The refugee, 28, surnamed Lee, stole a fishing boat on which he had been working as a crew member for two weeks on the border island of Yeonpyeong and used the vessel to cross the border. The South Korean military detected his passage on radar at 10:46 p.m. but couldn’t stop him because the boat was then only 1 kilometer from the Northern Limit Line (NLL).

It’s surprising that Lee evaded detection although he departed from Yeonpyeong Island, a hotspot on the border between the two Koreas that was shelled by North Korea in November 2010, and where an upgraded state of alert was maintained because of recent inter-Korean tensions. The military said there was a blind spot south of the NLL because the radar was mainly intended to keep watch on the northern region of the NLL, explanations that make no sense at all.

This is the first time a North Korean defector has stolen a vessel and crossed the sea border to return home.
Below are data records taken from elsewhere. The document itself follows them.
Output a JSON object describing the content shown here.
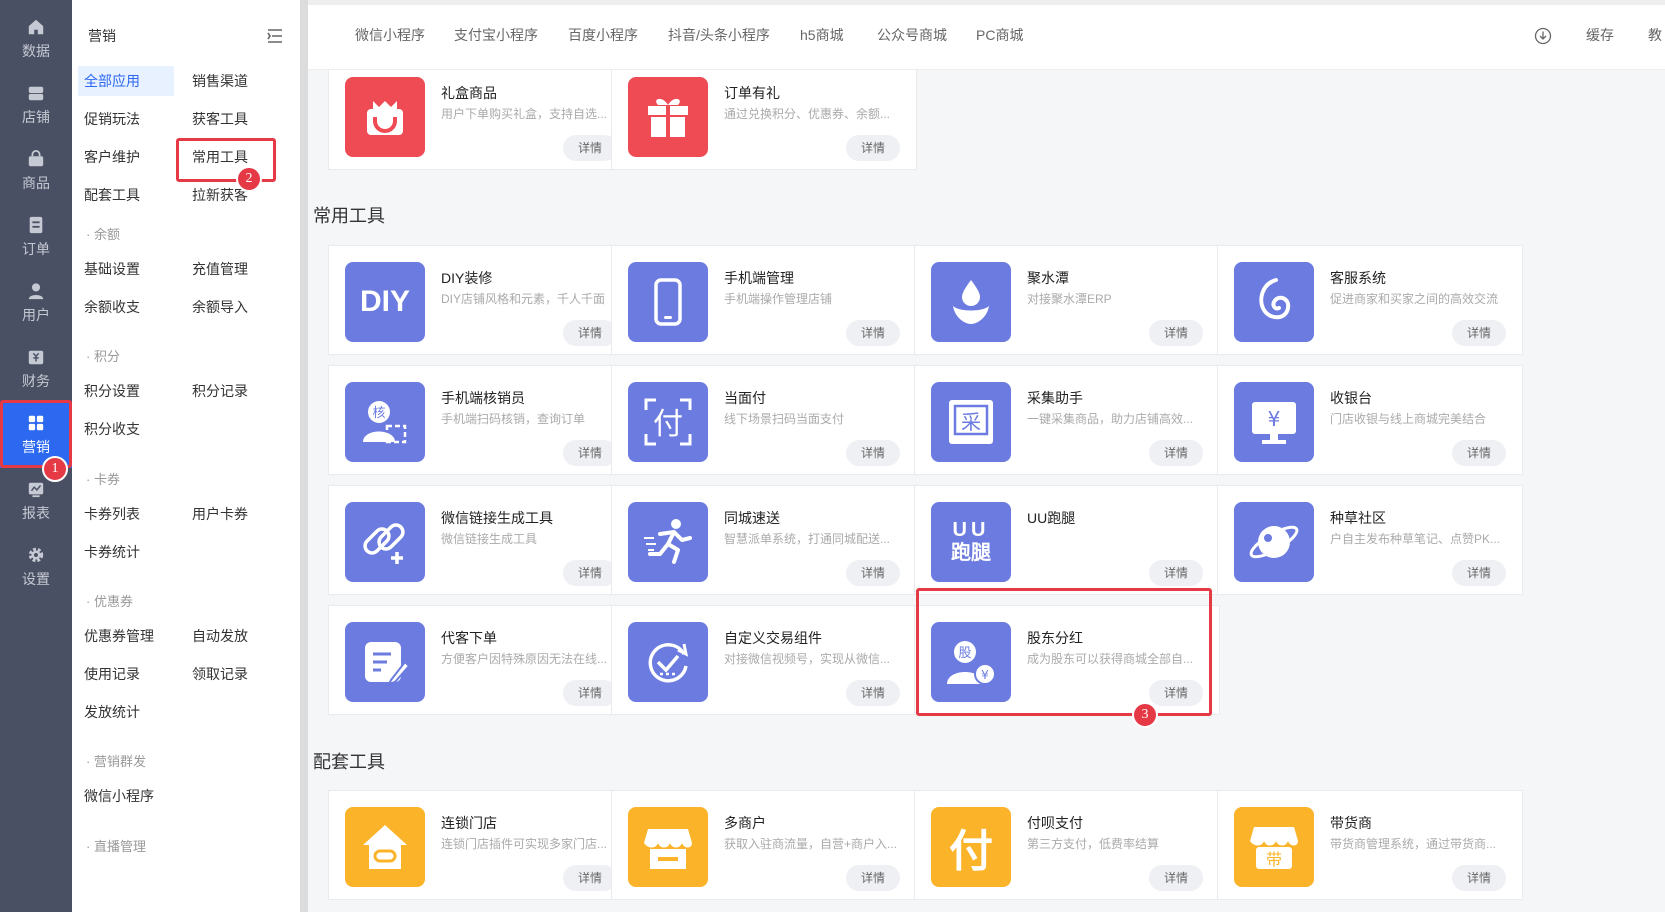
{
  "nav": {
    "items": [
      {
        "label": "数据",
        "icon": "home-icon"
      },
      {
        "label": "店铺",
        "icon": "store-icon"
      },
      {
        "label": "商品",
        "icon": "bag-icon"
      },
      {
        "label": "订单",
        "icon": "document-icon"
      },
      {
        "label": "用户",
        "icon": "user-icon"
      },
      {
        "label": "财务",
        "icon": "finance-icon"
      },
      {
        "label": "营销",
        "icon": "apps-grid-icon"
      },
      {
        "label": "报表",
        "icon": "chart-icon"
      },
      {
        "label": "设置",
        "icon": "gear-icon"
      }
    ],
    "active_index": 6
  },
  "submenu": {
    "title": "营销",
    "items": {
      "all_apps": "全部应用",
      "sales_channel": "销售渠道",
      "promotion": "促销玩法",
      "acquire_tools": "获客工具",
      "customer_care": "客户维护",
      "common_tools": "常用工具",
      "support_tools": "配套工具",
      "pull_new": "拉新获客",
      "basic_settings": "基础设置",
      "recharge_mgmt": "充值管理",
      "balance_flow": "余额收支",
      "balance_import": "余额导入",
      "points_settings": "积分设置",
      "points_records": "积分记录",
      "points_flow": "积分收支",
      "card_list": "卡券列表",
      "user_cards": "用户卡券",
      "card_stats": "卡券统计",
      "coupon_mgmt": "优惠券管理",
      "auto_issue": "自动发放",
      "usage_records": "使用记录",
      "claim_records": "领取记录",
      "issue_stats": "发放统计",
      "wechat_miniapp": "微信小程序"
    },
    "groups": {
      "balance": "· 余额",
      "points": "· 积分",
      "cards": "· 卡券",
      "coupons": "· 优惠券",
      "group_marketing": "· 营销群发",
      "live": "· 直播管理"
    }
  },
  "topbar": {
    "tabs": [
      "微信小程序",
      "支付宝小程序",
      "百度小程序",
      "抖音/头条小程序",
      "h5商城",
      "公众号商城",
      "PC商城"
    ],
    "cache": "缓存",
    "tutorial": "教"
  },
  "detail_label": "详情",
  "sections": {
    "common_tools": "常用工具",
    "support_tools": "配套工具"
  },
  "cards": {
    "gift_box": {
      "name": "礼盒商品",
      "desc": "用户下单购买礼盒，支持自选...",
      "color": "#ef4b55"
    },
    "order_gift": {
      "name": "订单有礼",
      "desc": "通过兑换积分、优惠券、余额...",
      "color": "#ef4b55"
    },
    "diy": {
      "name": "DIY装修",
      "desc": "DIY店铺风格和元素，千人千面",
      "color": "#6b7be0",
      "icon_text": "DIY"
    },
    "mobile_mgmt": {
      "name": "手机端管理",
      "desc": "手机端操作管理店铺",
      "color": "#6b7be0"
    },
    "jushuitan": {
      "name": "聚水潭",
      "desc": "对接聚水潭ERP",
      "color": "#6b7be0"
    },
    "service": {
      "name": "客服系统",
      "desc": "促进商家和买家之间的高效交流",
      "color": "#6b7be0"
    },
    "verifier": {
      "name": "手机端核销员",
      "desc": "手机端扫码核销，查询订单",
      "color": "#6b7be0",
      "icon_text": "核"
    },
    "face_pay": {
      "name": "当面付",
      "desc": "线下场景扫码当面支付",
      "color": "#6b7be0",
      "icon_text": "付"
    },
    "collector": {
      "name": "采集助手",
      "desc": "一键采集商品，助力店铺高效...",
      "color": "#6b7be0",
      "icon_text": "采"
    },
    "cashier": {
      "name": "收银台",
      "desc": "门店收银与线上商城完美结合",
      "color": "#6b7be0",
      "icon_text": "¥"
    },
    "wx_link": {
      "name": "微信链接生成工具",
      "desc": "微信链接生成工具",
      "color": "#6b7be0"
    },
    "city_delivery": {
      "name": "同城速送",
      "desc": "智慧派单系统，打通同城配送...",
      "color": "#6b7be0"
    },
    "uu_runner": {
      "name": "UU跑腿",
      "desc": "",
      "color": "#6b7be0",
      "icon_text_top": "UU",
      "icon_text_bottom": "跑腿"
    },
    "community": {
      "name": "种草社区",
      "desc": "户自主发布种草笔记、点赞PK...",
      "color": "#6b7be0"
    },
    "proxy_order": {
      "name": "代客下单",
      "desc": "方便客户因特殊原因无法在线...",
      "color": "#6b7be0"
    },
    "custom_trade": {
      "name": "自定义交易组件",
      "desc": "对接微信视频号，实现从微信...",
      "color": "#6b7be0"
    },
    "dividend": {
      "name": "股东分红",
      "desc": "成为股东可以获得商城全部自...",
      "color": "#6b7be0",
      "icon_text": "股"
    },
    "chain_store": {
      "name": "连锁门店",
      "desc": "连锁门店插件可实现多家门店...",
      "color": "#fbb32a"
    },
    "multi_merchant": {
      "name": "多商户",
      "desc": "获取入驻商流量，自营+商户入...",
      "color": "#fbb32a"
    },
    "fubei": {
      "name": "付呗支付",
      "desc": "第三方支付，低费率结算",
      "color": "#fbb32a",
      "icon_text": "付"
    },
    "distributor": {
      "name": "带货商",
      "desc": "带货商管理系统，通过带货商...",
      "color": "#fbb32a",
      "icon_text": "带"
    }
  },
  "annotations": [
    "1",
    "2",
    "3"
  ]
}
Lee didn’t encounter any deterrence during the 16 minutes it took to travel from Yeonpyeong to his arrival at the NLL.

Lee’s defection raises the possibility there could be big holes in our security system at a time when the military promises to maintain a watertight defense posture against an escalation of tension, since North Korea’s third nuclear test.

The incident also testifies to the existence of loopholes in our management of North Korean defectors. Although this was the fourth time Lee had defected from and returned to the North, the authorities had not placed him under any special monitoring. There is no denying the possibility he might have worked as an agent while in the South.

The military needs to use this case as an occasion to tighten its vigilance and reexamine its system so similar incidents won’t take place.